Sales at U.S. retailers were unchanged last month, according to the Commerce Department, and economists had expected a slight increase in July. Part of the weakness came from a 1.8% drop in gas sales, reflecting lower prices at the pump.
Meanwhile, Target fell 2.7% after reporting a nearly 90% plunge in second quarter profits as it was forced to slash prices to clear unwanted inventories. The retailer warned earlier this summer that it was canceling orders from suppliers and aggressively cutting prices because of a pronounced spending shift by Americans as the pandemic eased.
Children’s clothing and accessories chain Children’s Place fell 11% after reporting a surprise second-quarter loss as it faced supply chain problems and pressure from inflation.
Britain’s inflation rate rose to a new 40-year high of 10.1% in July, a faster pace than in the U.S. and Europe as climbing food prices in the United Kingdom tightened a cost-of-living squeeze fueled by the soaring cost of energy. Inflation pressures prompted the Bank of England to boost its key interest rate by half a percentage point this month, the biggest of six consecutive increases since December.
The Federal Reserve has been raising interest rates in order to slow the economy and temper inflation, but investors remain concerned that it could hit the brakes too hard and send the economy into a recession. The Fed in July raised its benchmark interest rate by three-quarters of a point for a second-straight time.

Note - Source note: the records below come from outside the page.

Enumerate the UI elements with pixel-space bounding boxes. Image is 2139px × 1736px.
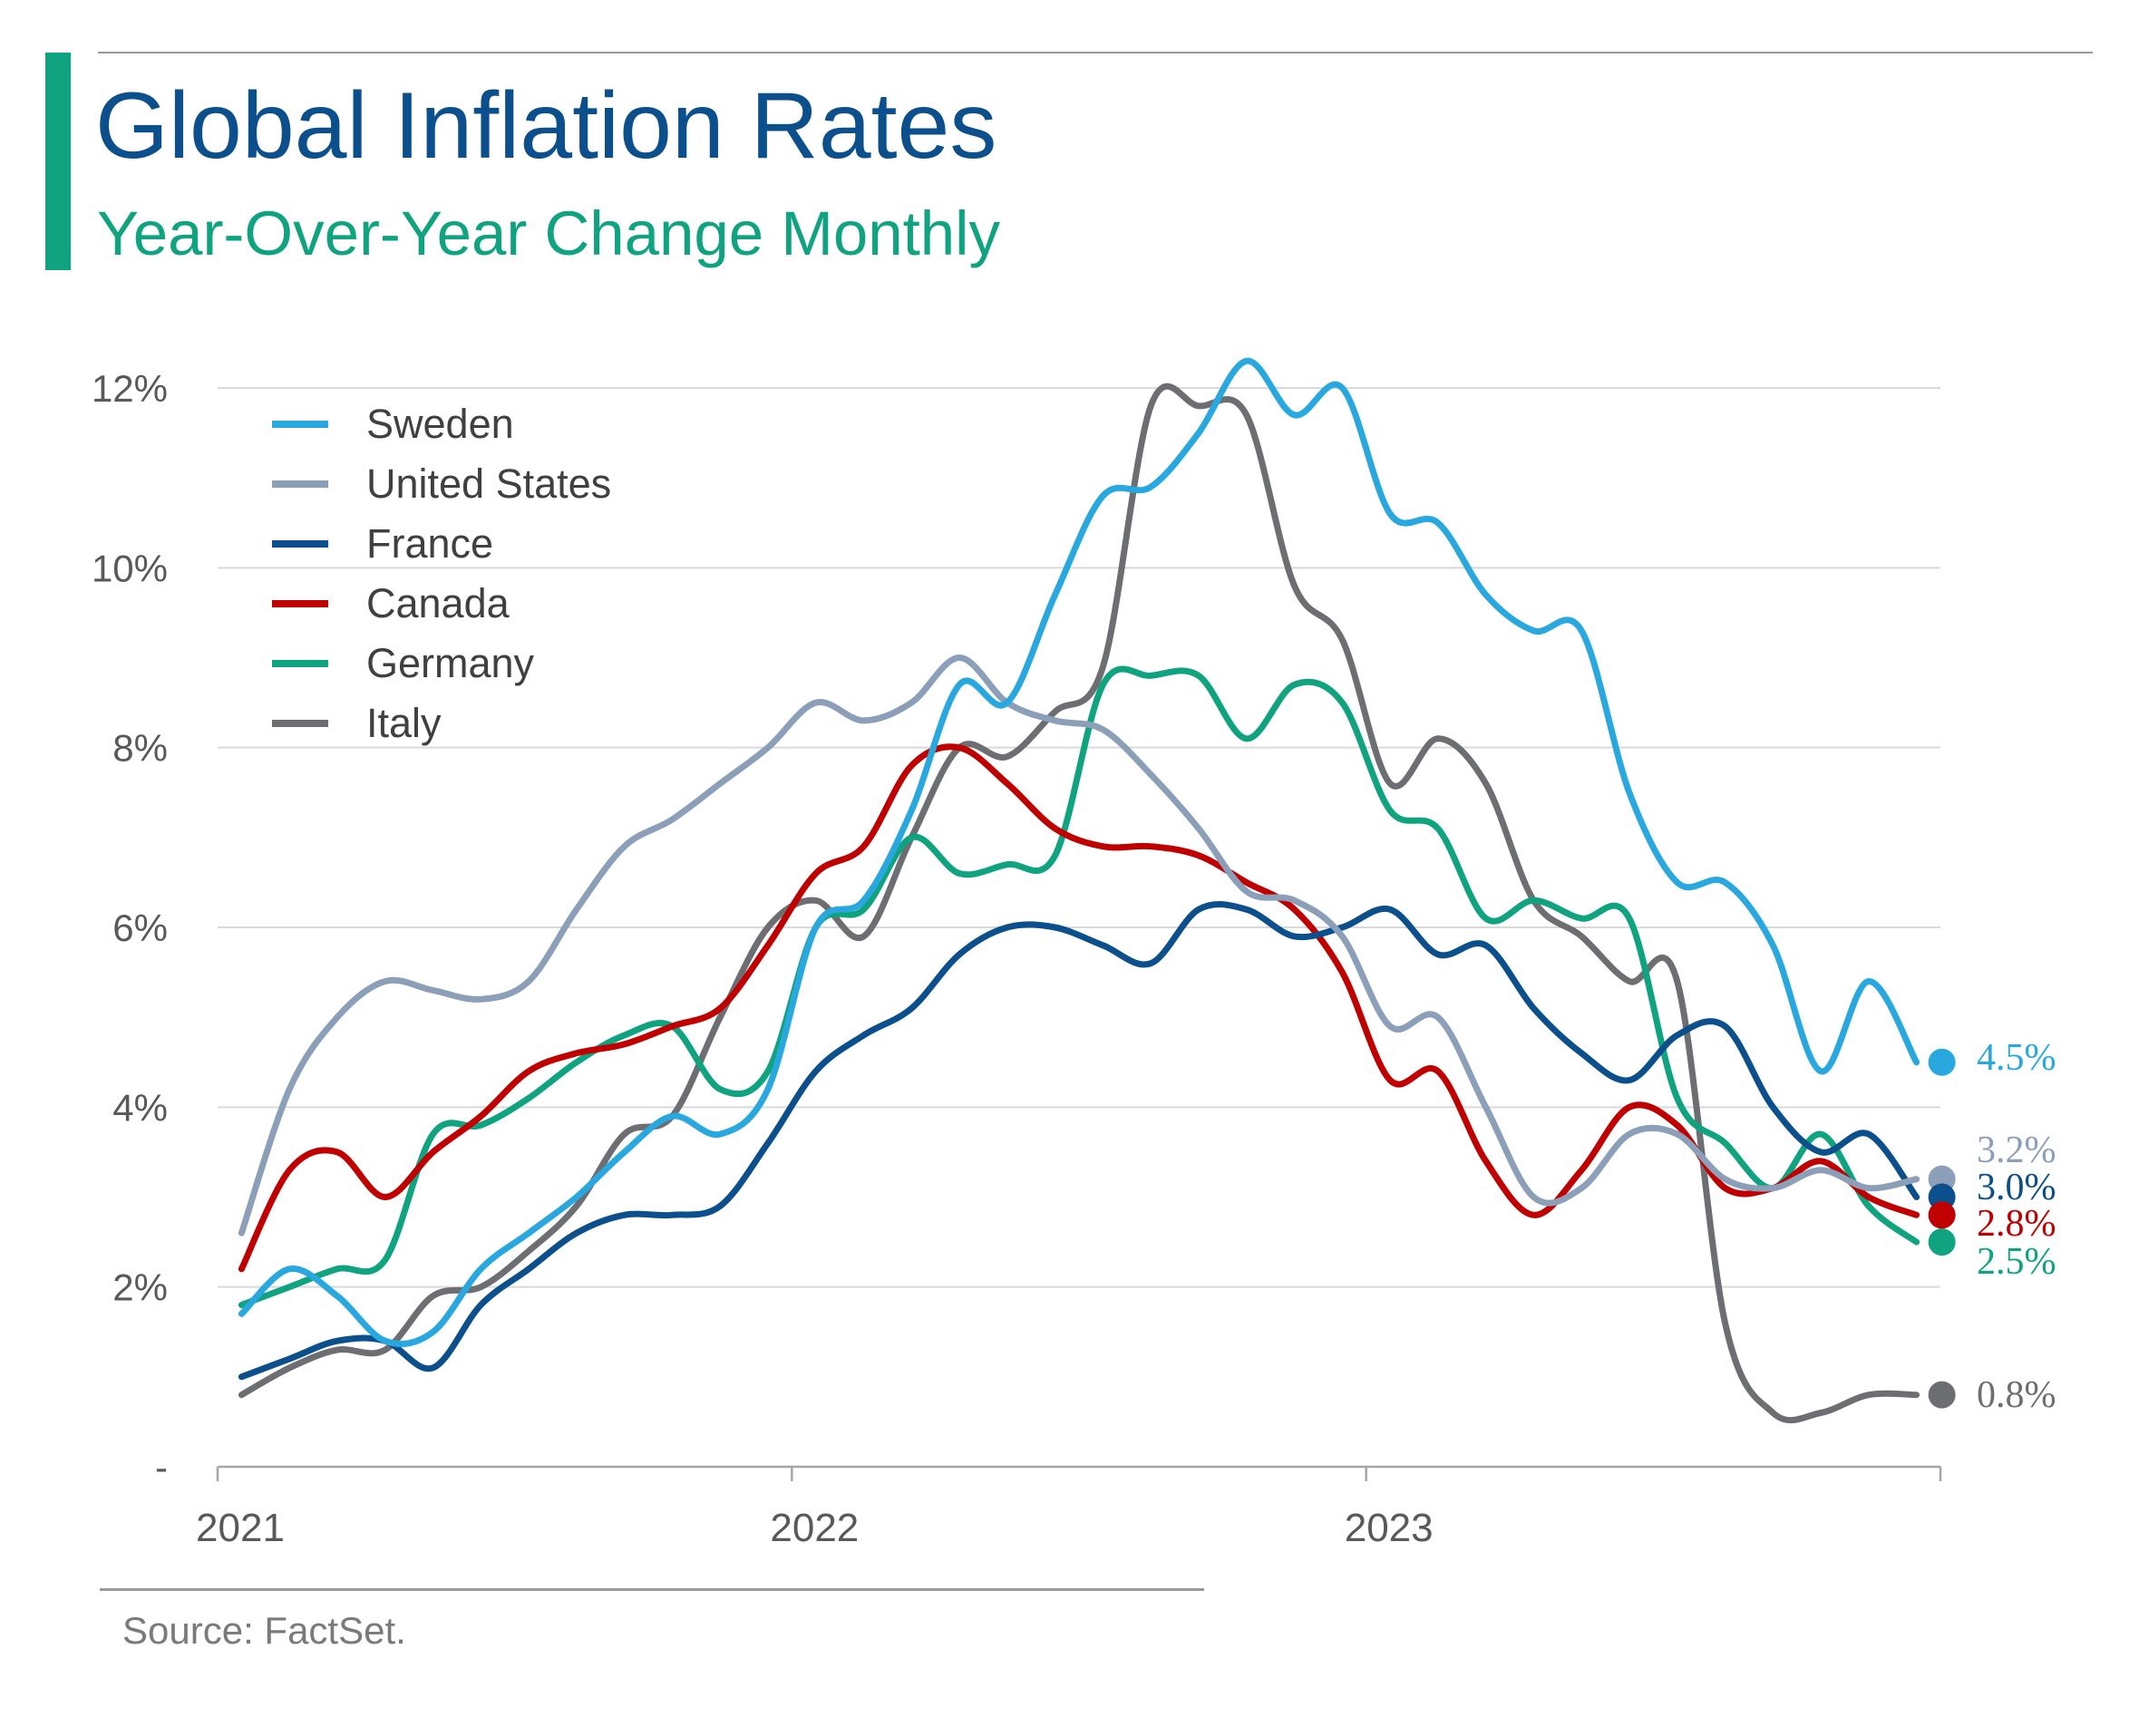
end-marker-italy xyxy=(1928,1381,1956,1409)
y-tick-label: 12% xyxy=(92,367,168,410)
series-lines xyxy=(238,357,1920,1424)
legend-label: Canada xyxy=(366,580,510,626)
axes: - 2% 4% 6% 8% 10% 12% 2021 2022 2023 xyxy=(92,367,1942,1550)
y-tick-label: - xyxy=(155,1446,168,1489)
series-line-sweden xyxy=(238,357,1920,1347)
x-tick-label: 2023 xyxy=(1345,1506,1434,1550)
series-line-germany xyxy=(238,665,1920,1308)
accent-bar xyxy=(45,53,71,270)
end-label-sweden: 4.5% xyxy=(1977,1037,2056,1079)
end-label-italy: 0.8% xyxy=(1977,1374,2056,1416)
series-line-canada xyxy=(238,743,1920,1273)
y-tick-label: 6% xyxy=(112,907,168,949)
y-tick-label: 2% xyxy=(112,1266,168,1309)
legend-label: United States xyxy=(366,461,611,507)
source-note: Source: FactSet. xyxy=(122,1609,406,1652)
chart-title: Global Inflation Rates xyxy=(95,73,997,179)
series-line-italy xyxy=(238,383,1920,1424)
end-marker-sweden xyxy=(1928,1048,1956,1076)
legend-label: France xyxy=(366,520,493,567)
legend-label: Sweden xyxy=(366,401,514,447)
top-rule xyxy=(98,52,2093,53)
x-tick-label: 2022 xyxy=(770,1506,859,1550)
end-label-united-states: 3.2% xyxy=(1977,1130,2056,1171)
series-line-france xyxy=(238,901,1920,1381)
end-label-germany: 2.5% xyxy=(1977,1241,2056,1283)
series-line-united-states xyxy=(238,655,1920,1237)
y-tick-label: 8% xyxy=(112,727,168,770)
source-divider xyxy=(100,1588,1204,1591)
end-markers: 4.5% 3.2%3.0%2.8%2.5% 0.8% xyxy=(1928,1037,2056,1416)
legend: Sweden United States France Canada Germany It… xyxy=(272,401,611,746)
y-tick-label: 4% xyxy=(112,1086,168,1129)
end-label-france: 3.0% xyxy=(1977,1167,2056,1208)
y-tick-label: 10% xyxy=(92,547,168,589)
legend-label: Germany xyxy=(366,640,535,686)
x-tick-label: 2021 xyxy=(196,1506,285,1550)
chart-subtitle: Year-Over-Year Change Monthly xyxy=(97,199,1000,268)
legend-label: Italy xyxy=(366,700,442,746)
end-marker-germany xyxy=(1928,1228,1956,1256)
end-label-canada: 2.8% xyxy=(1977,1203,2056,1245)
end-marker-canada xyxy=(1928,1201,1956,1229)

The central bank’s minutes from last month’s meeting of policymakers didn’t offer any new insight into the Fed’s struggle to quell inflation. The minutes, released Wednesday afternoon, showed that Fed policymakers expected the economy to expand in the second half of 2022, though many suggested that growth would weaken as higher rates take hold.
Slower growth, they noted, could “set the stage’’ for inflation to gradually fall to the central bank’s 2% annual goal, though it remained “far above’’ that target. But the policymakers made clear that for now, they intend to continue raising rates enough to slow the economy.